In the same directory as the second main template, I have a wrapper for terraform init. In that wrapper, I use the GCP CLI (AKA gcloud) to get the metadata value containing the state bucket name. This is supplied through Terraform's and GCP's special syntax to the terraform init argument backend-config. (There are also wrappers for the other terraform functions, again for unrelated reasons.) Notably, there is a way on most VMs to get metadata using cURL only and not using the GCP CLI, but this does not work from the GCP Cloud Shell VM for reasons specific to the GCP implementation of Cloud Shell.
The code is intended to run on Google Cloud Shell, although it may work from other environments. First make sure the Google Cloud Compute API is enabled for the project - this is necessary for VM metadata to be created.
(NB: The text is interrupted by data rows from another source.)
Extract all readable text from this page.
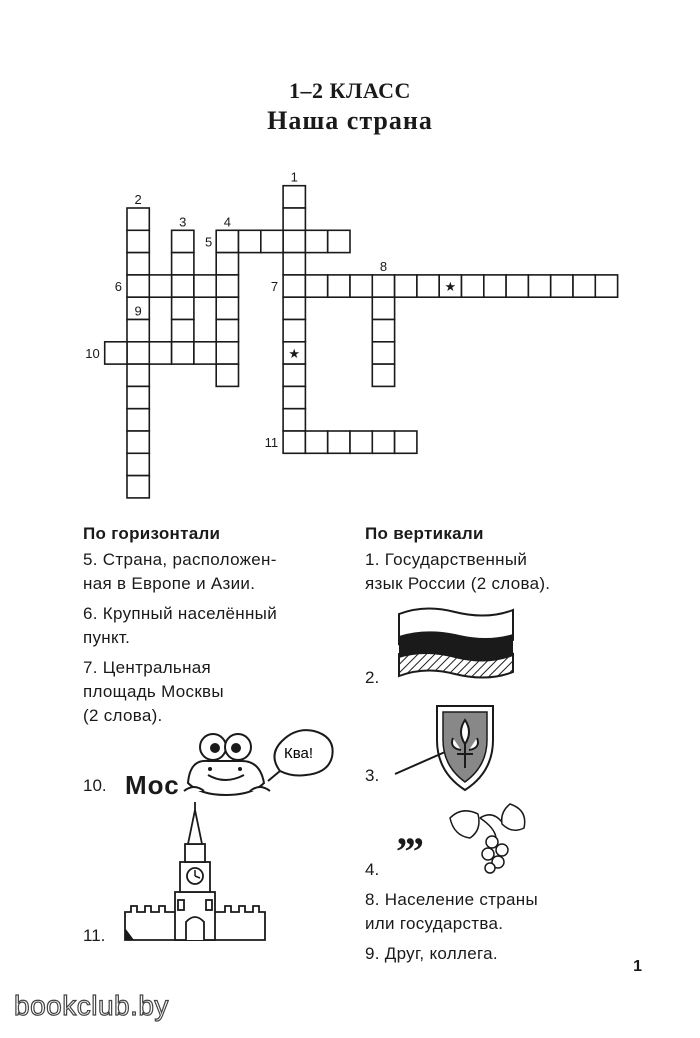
1–2 КЛАСС
Наша страна
1
2
3	4
5
6	7
8
9
10
11
★
★
По горизонтали
5. Страна, расположен-
ная в Европе и Азии.
6. Крупный населённый
пункт.
7. Центральная
площадь Москвы
(2 слова).
10. Мос
Ква!
11.
По вертикали
1. Государственный
язык России (2 слова).
2.
3.
’’’
4.
8. Население страны
или государства.
9. Друг, коллега.
1
bookclub.by
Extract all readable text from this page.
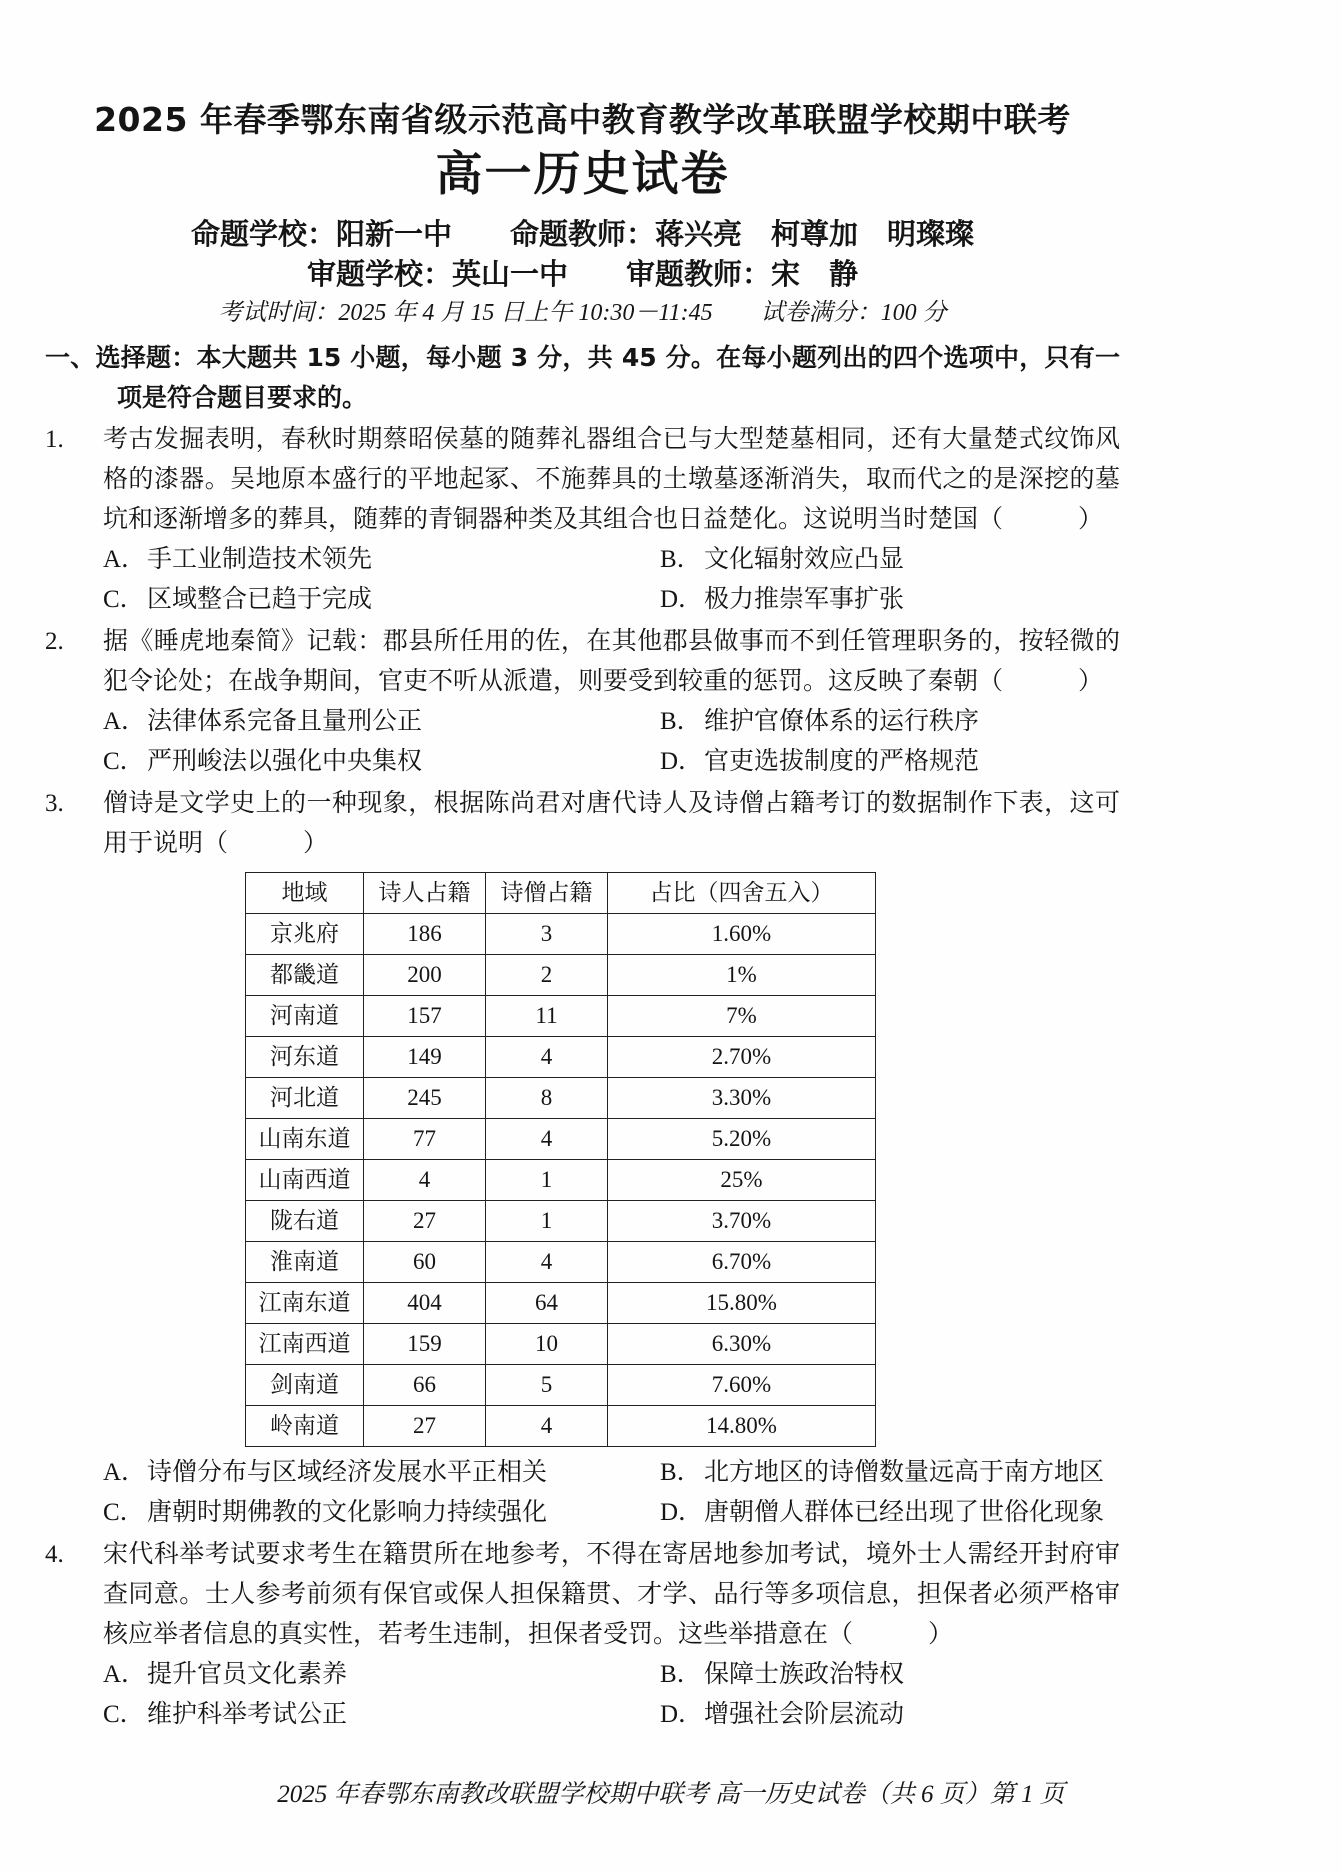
2025 年春季鄂东南省级示范高中教育教学改革联盟学校期中联考
高一历史试卷
命题学校：阳新一中　　命题教师：蒋兴亮　柯尊加　明璨璨
审题学校：英山一中　　审题教师：宋　静
考试时间：2025 年 4 月 15 日上午 10:30－11:45　　试卷满分：100 分
一、选择题：本大题共 15 小题，每小题 3 分，共 45 分。在每小题列出的四个选项中，只有一项是符合题目要求的。
1.	考古发掘表明，春秋时期蔡昭侯墓的随葬礼器组合已与大型楚墓相同，还有大量楚式纹饰风格的漆器。吴地原本盛行的平地起冢、不施葬具的土墩墓逐渐消失，取而代之的是深挖的墓坑和逐渐增多的葬具，随葬的青铜器种类及其组合也日益楚化。这说明当时楚国（　　　）
A．手工业制造技术领先	B．文化辐射效应凸显
C．区域整合已趋于完成	D．极力推崇军事扩张
2.	据《睡虎地秦简》记载：郡县所任用的佐，在其他郡县做事而不到任管理职务的，按轻微的犯令论处；在战争期间，官吏不听从派遣，则要受到较重的惩罚。这反映了秦朝（　　　）
A．法律体系完备且量刑公正	B．维护官僚体系的运行秩序
C．严刑峻法以强化中央集权	D．官吏选拔制度的严格规范
3.	僧诗是文学史上的一种现象，根据陈尚君对唐代诗人及诗僧占籍考订的数据制作下表，这可用于说明（　　　）
地域	诗人占籍	诗僧占籍	占比（四舍五入）
京兆府	186	3	1.60%
都畿道	200	2	1%
河南道	157	11	7%
河东道	149	4	2.70%
河北道	245	8	3.30%
山南东道	77	4	5.20%
山南西道	4	1	25%
陇右道	27	1	3.70%
淮南道	60	4	6.70%
江南东道	404	64	15.80%
江南西道	159	10	6.30%
剑南道	66	5	7.60%
岭南道	27	4	14.80%
A．诗僧分布与区域经济发展水平正相关	B．北方地区的诗僧数量远高于南方地区
C．唐朝时期佛教的文化影响力持续强化	D．唐朝僧人群体已经出现了世俗化现象
4.	宋代科举考试要求考生在籍贯所在地参考，不得在寄居地参加考试，境外士人需经开封府审查同意。士人参考前须有保官或保人担保籍贯、才学、品行等多项信息，担保者必须严格审核应举者信息的真实性，若考生违制，担保者受罚。这些举措意在（　　　）
A．提升官员文化素养	B．保障士族政治特权
C．维护科举考试公正	D．增强社会阶层流动
2025 年春鄂东南教改联盟学校期中联考 高一历史试卷（共 6 页）第 1 页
To use it, clone the GitHub repo to Cloud Shell. Then, create a new directory outside the GitHub repo for your main infrastructure. This can be another repo if desired. Move the terraform_main directory from the original cloned repo to the new repo/directory. Then, add code to the main.tf file that you would normally create for the infrastructure you desire. In other words, terraform_main/main.tf in the new directory/repo is to be used as starter code. Do not hard code resource location here. Rather, modify it in the state storage repo during the next step if us-east1 is not desired. In this current step, use var.location instead.
Then, navigate to the terraform_state_storage directory in the original repo. Run terraform init, and then sh terraform_apply_wrapper.sh. Back up the Terraform state in this directory informally if desired, for example to Google Drive.
Then, navigate to the terraform_main directory with the main.tf that you added infrastructure to. Run sh terraform_init_wrapper.sh. The terminal output should show that state was created in with the "gcs" backend - this stands for Google Cloud Storage. Finally, use Terraform as you normally would, except that when using plan, apply, and destroy, use the provided wrappers (e.g. sh terraform_apply_wrapper.sh).
If at any time you want to get rid of everything, you must destroy the main infrastructure first. But, you then must manually remove the Terraform state from the bucket (for example in the GCP console), along with any backups that may be created by object versioning. This is because force_destroy is set to false on the state storage bucket (as a precaution). Then, navigate to the terraform_state_storage directory in its repo and run the destroy wrapper to destroy the state bucket. The cloned repo with the state bucket template can be deleted. (Don't forget to delete any backups of the state from that template as well if you originally created them.)